All common cryptosystems based on RSA use the same core rules to generate keys. They first construct N (as the product of two probable primes), then pick a fixed, small e, and calculate d. (There are additional verifications to perform which I won't get into as they are not relevant here.) It's easy to calculate d if you know the two primes that N is the product of, but it's infeasible if you only know N, which is why d can be a private key. It's trivial to find e since it's a fixed, small number (usually 3 or 65537).

It would be possible to use a different key generation process where e is a random large number. If d and e are chosen carefully then it is infeasible both to calculate e from d or to calculate d from e. (N is still public.) This yields a cryptosystem which is asymmetric, but is not a public-key cryptosystem: there are two private keys (N, d) and (N, e) which are inverses of each other, such that it's impossible to calculate either key from the other one. But there isn't much you can do with this that you can't do with the normal RSA. So you won't find many implementations of it. And even if you did, you'd still need to actually find a use for it.

Furthermore, implementations of RSA cryptosystems don't actually use private keys that have the same mathematical shape as public keys. The public key is always the numbers N and e. But the private key is often represented not using the number d such that (A^d)^e = A mod N. Instead, it's represented as the two primes P and Q such that N = P × Q plus some other numbers that are calculated during the key generation process. This representation allows (A^d) to be calculated faster using mathematical properties resulting from the Chinese remainder theorem, so it's known as the CRT representation of an RSA private key. The CRT representation always allows e to be recovered, so it is fundamentally asymmetric. Whichever side knows the CRT representation knows both their private key and the other key.

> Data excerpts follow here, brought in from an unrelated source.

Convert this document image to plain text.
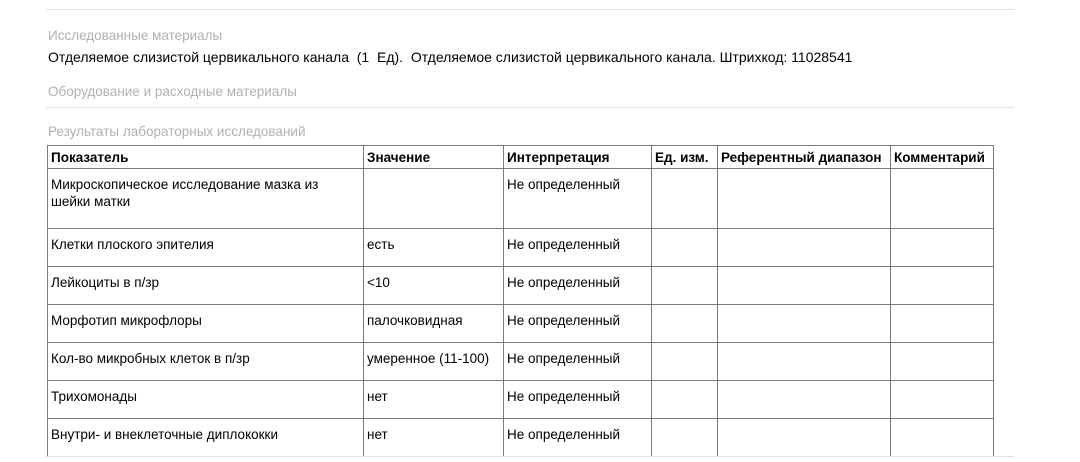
Исследованные материалы
Отделяемое слизистой цервикального канала  (1  Ед).  Отделяемое слизистой цервикального канала. Штрихкод: 11028541
Оборудование и расходные материалы
Результаты лабораторных исследований
Показатель	Значение	Интерпретация	Ед. изм.	Референтный диапазон	Комментарий
Микроскопическое исследование мазка из шейки матки		Не определенный			
Клетки плоского эпителия	есть	Не определенный			
Лейкоциты в п/зр	<10	Не определенный			
Морфотип микрофлоры	палочковидная	Не определенный			
Кол-во микробных клеток в п/зр	умеренное (11-100)	Не определенный			
Трихомонады	нет	Не определенный			
Внутри- и внеклеточные диплококки	нет	Не определенный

The fact that the core of RSA involves two mathematical objects that happen to be interchangeable from a mathematical perspective is a bit of mathematical curios that has little relevance for cryptography. It's an oddity in the world of public-key cryptosystems. In most public-key cryptosystems, the private key and the public key are different kinds of mathematical objects. For example, Diffie-Hellman and DSA are both based on the discrete logarithm problem, where the private key is a number x and the public key is g^*x for some g. The numbers x and g^*x are in different ranges. In their elliptic curve variants ECDH and ECDSA, x is an integer but g and g^*x aren't even numbers, they're points on a curve. Even for RSA, we've seen above that the private key is usually not the same kind of object as the public key. So the public key and the private key are not interchangeable from a mathematical perspective: you simply cannot perform a public-key calculation with a private key or vice versa.